The bill increases federal support, outreach, and a dedicated lending pilot to expand worker-owned cooperatives—potentially boosting ownership and local economic stability—while creating budget costs, implementation risks, and administrative burdens that could limit or unevenly distribute benefits.
Small-business owners, worker-members, and low-income entrepreneurs gain materially increased access to financing through a $60 million SBA intermediary lending pilot and expanded capital-focused support, making coop startups and conversions more feasible.
Prospective cooperative founders and workers receive clearer, translated, and targeted outreach, training, and technical assistance—making it easier for non‑English speakers, rural communities, and small employers to form or convert to worker-owned cooperatives.
Federal coordination—via an interagency council, defined agency responsibilities, and annual reports—creates a consistent strategy and transparency to identify best practices and scale successful cooperative models across agencies and regions.
Small-business owners and potential beneficiaries may see little real benefit if key provisions lack dedicated funding, timelines, or enforcement—creating a risk that programs are unevenly implemented or never fully deployed.
Taxpayers bear direct and indirect costs (including the $60 million pilot and added administrative expenses) that could increase budget pressures or crowd out other priorities.
Implementing new coordination, reporting, and outreach duties could divert agency staff time and resources from existing small‑business, rural, or CDFI programs, reducing capacity for other services.
Based on analysis of 7 sections of legislative text.
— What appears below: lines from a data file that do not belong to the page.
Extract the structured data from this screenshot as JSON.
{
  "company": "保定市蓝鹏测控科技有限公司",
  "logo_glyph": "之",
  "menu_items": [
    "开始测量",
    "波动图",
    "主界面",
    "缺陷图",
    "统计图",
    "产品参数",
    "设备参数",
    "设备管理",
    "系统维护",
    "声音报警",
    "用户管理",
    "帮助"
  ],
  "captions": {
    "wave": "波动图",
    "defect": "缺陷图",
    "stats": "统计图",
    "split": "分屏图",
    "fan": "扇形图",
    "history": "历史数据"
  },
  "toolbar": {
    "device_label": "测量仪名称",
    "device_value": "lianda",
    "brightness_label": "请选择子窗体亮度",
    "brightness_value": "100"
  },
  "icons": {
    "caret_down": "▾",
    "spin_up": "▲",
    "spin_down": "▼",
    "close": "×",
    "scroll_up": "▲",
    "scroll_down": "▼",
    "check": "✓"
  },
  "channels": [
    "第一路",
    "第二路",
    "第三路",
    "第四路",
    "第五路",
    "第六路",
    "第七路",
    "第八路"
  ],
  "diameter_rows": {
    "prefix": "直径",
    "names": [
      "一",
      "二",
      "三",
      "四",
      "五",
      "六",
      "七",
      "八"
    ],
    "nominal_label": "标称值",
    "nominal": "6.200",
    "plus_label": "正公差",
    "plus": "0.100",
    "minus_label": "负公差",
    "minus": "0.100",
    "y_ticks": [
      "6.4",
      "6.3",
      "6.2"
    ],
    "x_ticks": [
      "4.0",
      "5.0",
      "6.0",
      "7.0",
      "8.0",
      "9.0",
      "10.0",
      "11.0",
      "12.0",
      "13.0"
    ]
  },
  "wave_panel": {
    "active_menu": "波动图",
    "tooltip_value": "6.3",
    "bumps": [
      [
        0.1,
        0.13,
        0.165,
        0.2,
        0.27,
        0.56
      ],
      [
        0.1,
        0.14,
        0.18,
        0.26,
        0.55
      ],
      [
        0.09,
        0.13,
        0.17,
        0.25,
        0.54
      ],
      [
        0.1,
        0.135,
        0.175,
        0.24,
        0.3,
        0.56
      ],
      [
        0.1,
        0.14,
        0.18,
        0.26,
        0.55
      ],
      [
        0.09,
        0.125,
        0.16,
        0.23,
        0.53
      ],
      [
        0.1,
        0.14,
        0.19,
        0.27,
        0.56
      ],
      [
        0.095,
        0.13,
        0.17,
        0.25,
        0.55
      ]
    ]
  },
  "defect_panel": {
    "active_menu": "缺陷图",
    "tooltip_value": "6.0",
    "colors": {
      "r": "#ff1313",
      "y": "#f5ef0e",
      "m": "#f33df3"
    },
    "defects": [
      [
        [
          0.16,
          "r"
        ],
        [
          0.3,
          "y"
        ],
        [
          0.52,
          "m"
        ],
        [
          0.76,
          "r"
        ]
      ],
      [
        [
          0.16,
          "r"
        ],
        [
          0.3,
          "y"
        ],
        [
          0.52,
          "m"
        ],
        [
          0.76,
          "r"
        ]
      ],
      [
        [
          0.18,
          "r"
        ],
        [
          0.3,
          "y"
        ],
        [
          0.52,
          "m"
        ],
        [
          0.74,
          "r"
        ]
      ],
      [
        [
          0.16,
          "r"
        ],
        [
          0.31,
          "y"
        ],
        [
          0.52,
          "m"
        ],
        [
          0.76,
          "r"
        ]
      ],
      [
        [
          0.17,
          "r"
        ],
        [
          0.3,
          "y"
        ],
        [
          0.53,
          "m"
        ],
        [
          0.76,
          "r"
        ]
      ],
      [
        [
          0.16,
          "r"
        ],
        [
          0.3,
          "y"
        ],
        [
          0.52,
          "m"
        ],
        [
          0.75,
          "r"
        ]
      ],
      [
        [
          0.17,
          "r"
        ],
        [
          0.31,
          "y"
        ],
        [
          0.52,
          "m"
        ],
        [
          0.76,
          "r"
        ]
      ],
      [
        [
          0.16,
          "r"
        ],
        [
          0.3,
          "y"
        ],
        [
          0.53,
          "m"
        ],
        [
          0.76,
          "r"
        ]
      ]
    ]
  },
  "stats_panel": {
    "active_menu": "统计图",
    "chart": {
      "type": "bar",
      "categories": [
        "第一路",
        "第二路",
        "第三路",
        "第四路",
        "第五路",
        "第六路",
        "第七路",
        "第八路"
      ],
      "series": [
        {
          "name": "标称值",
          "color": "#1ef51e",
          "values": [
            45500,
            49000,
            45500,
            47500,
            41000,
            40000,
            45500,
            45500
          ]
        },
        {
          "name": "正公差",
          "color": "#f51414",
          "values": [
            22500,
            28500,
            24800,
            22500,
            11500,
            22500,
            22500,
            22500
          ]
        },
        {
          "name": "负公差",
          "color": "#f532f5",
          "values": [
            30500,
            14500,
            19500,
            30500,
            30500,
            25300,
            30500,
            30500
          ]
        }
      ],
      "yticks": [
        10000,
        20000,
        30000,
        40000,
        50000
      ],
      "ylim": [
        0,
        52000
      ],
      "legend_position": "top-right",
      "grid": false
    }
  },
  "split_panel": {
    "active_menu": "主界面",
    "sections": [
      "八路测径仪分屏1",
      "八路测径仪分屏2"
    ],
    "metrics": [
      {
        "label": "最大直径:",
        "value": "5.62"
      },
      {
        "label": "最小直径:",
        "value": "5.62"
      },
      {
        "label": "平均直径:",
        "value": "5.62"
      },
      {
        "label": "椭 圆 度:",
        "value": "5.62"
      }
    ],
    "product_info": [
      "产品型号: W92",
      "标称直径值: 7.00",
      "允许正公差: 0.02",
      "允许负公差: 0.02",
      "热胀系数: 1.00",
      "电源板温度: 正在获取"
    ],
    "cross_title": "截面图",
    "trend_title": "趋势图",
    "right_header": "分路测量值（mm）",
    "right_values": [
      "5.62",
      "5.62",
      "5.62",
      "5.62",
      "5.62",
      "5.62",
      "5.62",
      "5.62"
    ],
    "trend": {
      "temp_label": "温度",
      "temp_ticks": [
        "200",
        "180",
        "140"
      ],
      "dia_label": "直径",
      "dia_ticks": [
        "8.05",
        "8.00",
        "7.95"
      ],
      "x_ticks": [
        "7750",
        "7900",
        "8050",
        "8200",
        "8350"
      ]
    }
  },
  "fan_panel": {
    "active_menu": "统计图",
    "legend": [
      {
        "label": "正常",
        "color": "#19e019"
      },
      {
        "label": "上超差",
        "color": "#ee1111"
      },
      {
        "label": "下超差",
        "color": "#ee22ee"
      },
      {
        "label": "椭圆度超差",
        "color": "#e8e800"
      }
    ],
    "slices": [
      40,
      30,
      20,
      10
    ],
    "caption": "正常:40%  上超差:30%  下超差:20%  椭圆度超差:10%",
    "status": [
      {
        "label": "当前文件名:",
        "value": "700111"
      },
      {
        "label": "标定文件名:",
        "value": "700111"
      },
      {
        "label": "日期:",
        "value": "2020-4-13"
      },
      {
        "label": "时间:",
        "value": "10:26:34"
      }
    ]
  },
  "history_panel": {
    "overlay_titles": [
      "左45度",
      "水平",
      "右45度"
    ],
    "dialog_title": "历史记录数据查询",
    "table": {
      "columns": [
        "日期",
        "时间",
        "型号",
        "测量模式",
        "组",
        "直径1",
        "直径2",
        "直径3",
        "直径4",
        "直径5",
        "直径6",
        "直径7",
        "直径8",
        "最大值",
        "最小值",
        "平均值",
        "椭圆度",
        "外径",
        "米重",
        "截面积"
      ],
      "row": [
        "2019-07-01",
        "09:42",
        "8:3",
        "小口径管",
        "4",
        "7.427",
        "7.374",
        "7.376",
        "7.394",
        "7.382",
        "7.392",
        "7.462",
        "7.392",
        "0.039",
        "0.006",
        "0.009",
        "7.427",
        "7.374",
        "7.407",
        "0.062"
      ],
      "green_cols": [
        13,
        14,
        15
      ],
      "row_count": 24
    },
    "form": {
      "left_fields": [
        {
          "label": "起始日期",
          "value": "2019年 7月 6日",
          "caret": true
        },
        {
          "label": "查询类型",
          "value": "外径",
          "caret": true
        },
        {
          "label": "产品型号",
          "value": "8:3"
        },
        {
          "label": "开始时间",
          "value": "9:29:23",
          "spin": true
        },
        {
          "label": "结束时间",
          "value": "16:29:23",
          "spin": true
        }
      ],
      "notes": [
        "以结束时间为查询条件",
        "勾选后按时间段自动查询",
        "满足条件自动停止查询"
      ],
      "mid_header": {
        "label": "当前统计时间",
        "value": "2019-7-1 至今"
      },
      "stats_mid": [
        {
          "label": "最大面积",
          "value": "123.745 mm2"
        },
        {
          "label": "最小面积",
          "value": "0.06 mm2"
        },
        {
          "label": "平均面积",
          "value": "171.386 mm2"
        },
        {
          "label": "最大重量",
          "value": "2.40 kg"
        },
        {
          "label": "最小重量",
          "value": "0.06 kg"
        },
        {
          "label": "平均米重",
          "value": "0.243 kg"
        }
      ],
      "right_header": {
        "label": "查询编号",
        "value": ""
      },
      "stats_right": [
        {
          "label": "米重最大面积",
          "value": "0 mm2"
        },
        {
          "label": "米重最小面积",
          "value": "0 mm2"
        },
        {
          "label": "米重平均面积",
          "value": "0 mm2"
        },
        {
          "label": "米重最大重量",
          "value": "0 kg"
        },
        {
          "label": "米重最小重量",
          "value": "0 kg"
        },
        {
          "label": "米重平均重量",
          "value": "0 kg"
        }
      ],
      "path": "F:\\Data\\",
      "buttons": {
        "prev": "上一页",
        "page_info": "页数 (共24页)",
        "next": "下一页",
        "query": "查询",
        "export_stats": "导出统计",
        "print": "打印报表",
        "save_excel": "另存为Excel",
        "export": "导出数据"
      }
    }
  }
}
Introduced November 7, 2025 by Ro Khanna · Last progress November 7, 2025
Requires six federal agencies to promote and support worker-owned cooperative businesses through programs, research, outreach, and regulatory review; creates an interagency Council to coordinate a federal strategy and report progress; updates SBA law to revive and fund a pilot intermediary lending program for worker cooperatives; and asks Community Development Financial Institutions to provide education and facilitation services for worker cooperatives. The measure sets deadlines for creating the Council and for its reports, adjusts program years and a funding figure for the SBA pilot, and defines covered agencies and worker-owned cooperative businesses.